Say hello to hammshuka, a dish we didn’t know we needed until this Davenport eatery opened and started whipping up a 50-50 blend of creamy house-made hummus and tangy, tomatoey shakshuka. Here’s how it all comes together.
An airy, designer-industrial space on a rapidly commercializing stretch of Geary Avenue, with an indoor herb garden and the real star of the show: a stone mill, over 150 years old and roughly the size of a Smart car, that’s used to grind 50 kilograms of sesame seeds every hour.
Parallel’s house-ground tahini, which they call sesame butter, is superb. It comes in three flavours, but it’s the plain one, made from nothing but roasted sesame seeds, that head chef Tomer Markovitz blends with chickpeas and olive oil to create an unbelievably creamy and infinitely dippable hummus.
The fire-engine-red tomato stew is sharp and smoky, with two poached eggs bobbing near the surface like buoys, just begging to be split open and swirled around.
A base layer of hummus has its centre scooped out to create room for a deluge of chunky shakshuka that threatens to spill over the lip of the bowl.
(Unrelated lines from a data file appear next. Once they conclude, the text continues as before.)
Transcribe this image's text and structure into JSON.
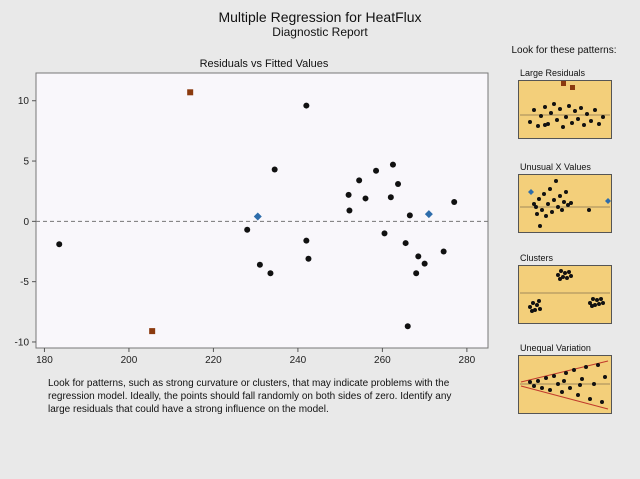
{
  "header": {
    "title": "Multiple Regression for HeatFlux",
    "subtitle": "Diagnostic Report"
  },
  "chart_data": {
    "type": "scatter",
    "title": "Residuals vs Fitted Values",
    "xlabel": "",
    "ylabel": "",
    "xlim": [
      178,
      285
    ],
    "ylim": [
      -10.5,
      12.3
    ],
    "xticks": [
      180,
      200,
      220,
      240,
      260,
      280
    ],
    "yticks": [
      -10,
      -5,
      0,
      5,
      10
    ],
    "reference_line": 0,
    "colors": {
      "normal": "#111111",
      "large_residual": "#8b3a0e",
      "unusual_x": "#2e6dab"
    },
    "series": [
      {
        "name": "Residuals",
        "marker": "circle",
        "points": [
          [
            183.5,
            -1.9
          ],
          [
            228,
            -0.7
          ],
          [
            231,
            -3.6
          ],
          [
            233.5,
            -4.3
          ],
          [
            234.5,
            4.3
          ],
          [
            242,
            9.6
          ],
          [
            242,
            -1.6
          ],
          [
            242.5,
            -3.1
          ],
          [
            252,
            2.2
          ],
          [
            252.2,
            0.9
          ],
          [
            254.5,
            3.4
          ],
          [
            256,
            1.9
          ],
          [
            258.5,
            4.2
          ],
          [
            260.5,
            -1.0
          ],
          [
            262,
            2.0
          ],
          [
            262.5,
            4.7
          ],
          [
            263.7,
            3.1
          ],
          [
            265.5,
            -1.8
          ],
          [
            266,
            -8.7
          ],
          [
            266.5,
            0.5
          ],
          [
            268,
            -4.3
          ],
          [
            268.5,
            -2.9
          ],
          [
            270,
            -3.5
          ],
          [
            274.5,
            -2.5
          ],
          [
            277,
            1.6
          ]
        ]
      },
      {
        "name": "Large Residuals",
        "marker": "square",
        "points": [
          [
            205.5,
            -9.1
          ],
          [
            214.5,
            10.7
          ]
        ]
      },
      {
        "name": "Unusual X Values",
        "marker": "diamond",
        "points": [
          [
            230.5,
            0.4
          ],
          [
            271,
            0.6
          ]
        ]
      }
    ]
  },
  "note": "Look for patterns, such as strong curvature or clusters, that may indicate problems with the regression model. Ideally, the points should fall randomly on both sides of zero. Identify any large residuals that could have a strong influence on the model.",
  "patterns": {
    "title": "Look for these patterns:",
    "items": [
      {
        "label": "Large Residuals"
      },
      {
        "label": "Unusual X Values"
      },
      {
        "label": "Clusters"
      },
      {
        "label": "Unequal Variation"
      }
    ]
  }
}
It’s infused with tahini and sprinkled with fresh parsley. Warning: The psychedelic swirl of colour may induce acid flashbacks.
Of course, you’re going to need something to scoop up all this deliciousness, and every bowl of hammshuka lands with a side of thick, pillowy organic pita. Parallel’s owners, brothers Alon, Guy and Aharon Ozery, also run Ozery Bakery, in Vaughan, so pita is kind of their thing.